Book by Maria Hsia Chang

Falun Gong: The End of Days is a book by Maria Hsia Chang about the Falun Gong.

Bradley Winterton, in Times Literary Supplement, stated that the book's main idea is that Falun Gong only became political after the Chinese government began to suppress it. Steve Schroeder of Booklist stated that, according to the book, political movements can come from groups that would be "ostensibly apolitical".

==Background==
The author is a political scientist who originates from China, and is an instructor in that field at the University of Nevada.

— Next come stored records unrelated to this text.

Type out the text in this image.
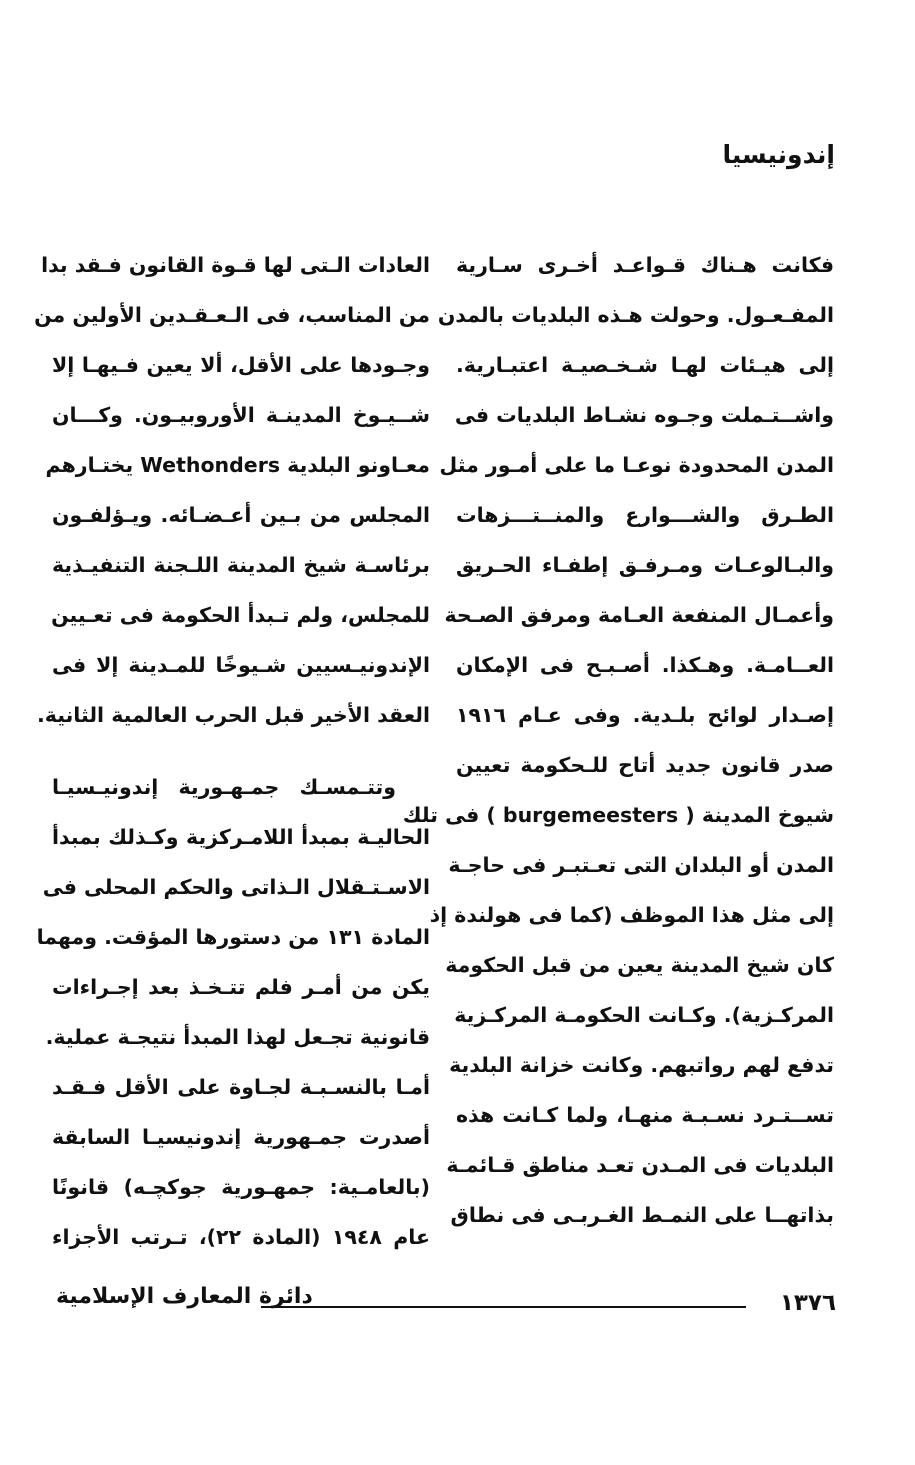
إندونيسيا
فكانت هـناك قـواعـد أخـرى سـارية
المفـعـول. وحولت هـذه البلديات بالمدن
إلى هيـئات لهـا شـخـصيـة اعتبـارية.
واشــتـملت وجـوه نشـاط البلديات فى
المدن المحدودة نوعـا ما على أمـور مثل
الطـرق والشـــوارع والمنــتـــزهات
والبـالوعـات ومـرفـق إطفـاء الحـريق
وأعمـال المنفعة العـامة ومرفق الصـحة
العــامـة. وهـكذا. أصـبـح فى الإمكان
إصـدار لوائح بلـدية. وفى عـام ١٩١٦
صدر قانون جديد أتاح للـحكومة تعيين
شيوخ المدينة ( burgemeesters ) فى تلك
المدن أو البلدان التى تعـتبـر فى حاجـة
إلى مثل هذا الموظف (كما فى هولندة إذ
كان شيخ المدينة يعين من قبل الحكومة
المركـزية). وكـانت الحكومـة المركـزية
تدفع لهم رواتبهم. وكانت خزانة البلدية
تســتـرد نسـبـة منهـا، ولما كـانت هذه
البلديات فى المـدن تعـد مناطق قـائمـة
بذاتهــا على النمـط الغـربـى فى نطاق
العادات الـتى لها قـوة القانون فـقد بدا
من المناسب، فى الـعـقـدين الأولين من
وجـودها على الأقل، ألا يعين فـيهـا إلا
شــيـوخ المدينـة الأوروبيـون. وكـــان
معـاونو البلدية Wethonders يختـارهم
المجلس من بـين أعـضـائه. ويـؤلفـون
برئاسـة شيخ المدينة اللـجنة التنفيـذية
للمجلس، ولم تـبدأ الحكومة فى تعـيين
الإندونيـسيين شـيوخًا للمـدينة إلا فى
العقد الأخير قبل الحرب العالمية الثانية.
وتتـمسـك جمـهـورية إندونيـسيـا
الحاليـة بمبدأ اللامـركزية وكـذلك بمبدأ
الاسـتـقلال الـذاتى والحكم المحلى فى
المادة ١٣١ من دستورها المؤقت. ومهما
يكن من أمـر فلم تتـخـذ بعد إجـراءات
قانونية تجـعل لهذا المبدأ نتيجـة عملية.
أمـا بالنسـبـة لجـاوة على الأقل فـقـد
أصدرت جمـهورية إندونيسيـا السابقة
(بالعامـية: جمهـورية جوكچـه) قانونًا
عام ١٩٤٨ (المادة ٢٢)، تـرتب الأجزاء
١٣٧٦
دائرة المعارف الإسلامية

The book uses journalism articles and Li Hongzhi's texts as sources, but does not use other primary sources nor fieldwork. David A. Palmer wrote that the sourcing includes anti-Chinese Communist Party (CCP), pro-Falun Gong "alleged but unverified “facts” ".

==Contents==
"A religious sect defies the state," Chapter 1, is a history of the Falun Gong. Chinese religious movements in general, and how they interact with millenarianist groups, are the topics of Chapter 2, "Chinese religions and millenarian movements." Falun Gong's beliefs according to Li Hongzhi's texts are outlines in the third, "Beliefs and practices." The criminal charges from the Chinese central government against people in the Falun Gong movement are outlined in the fourth, "The state vs. falun gong." A criticism against said legal arguments and against the CCP in general are then presented in the fifth, "The persecution of other faiths."

==Reception==
David A. Palmer wrote that the book "is a useful and relatively balanced synthesis of what Western journalists and human rights organizations have been writing on falun gong in the past five years." Palmer stated that due to the nature of the sourcing, "she departs little from the standard Western media “script” on falun gong, i.e. the brutal repression by a totalitarian state of innocent meditators with weird ideas".

Zhonghu Yan of Hope College wrote that the book "offers a balanced view of both this group and the Chinese government." Yan concluded the book is "highly readable" and "scholarly and yet popular."

Schroeder describes the work as "a cautionary tale for modern states and a compelling argument for" allowing new religions to be practiced.

Lucian W. Pye of Foreign Affairs wrote that the book is "an excellent introduction" to Chinese religions in general and Falun Gong in particular.

Ilaria Maria Sala stated in the Far Eastern Economic Review stated that because of the simplicity and the "haphazard and sometimes sloppy manner" of picking the sources, Sala felt that she was "a bit disappointed" in the work even though the author had made "commendable[...]effort" to write her work.

Winterton stated that the book "is concise, lucid, determined to be fair to all sides, and devoid of the kind of jargon that infests academic writing in the humanities."

Publishers Weekly described it as "an objective and scholarly account".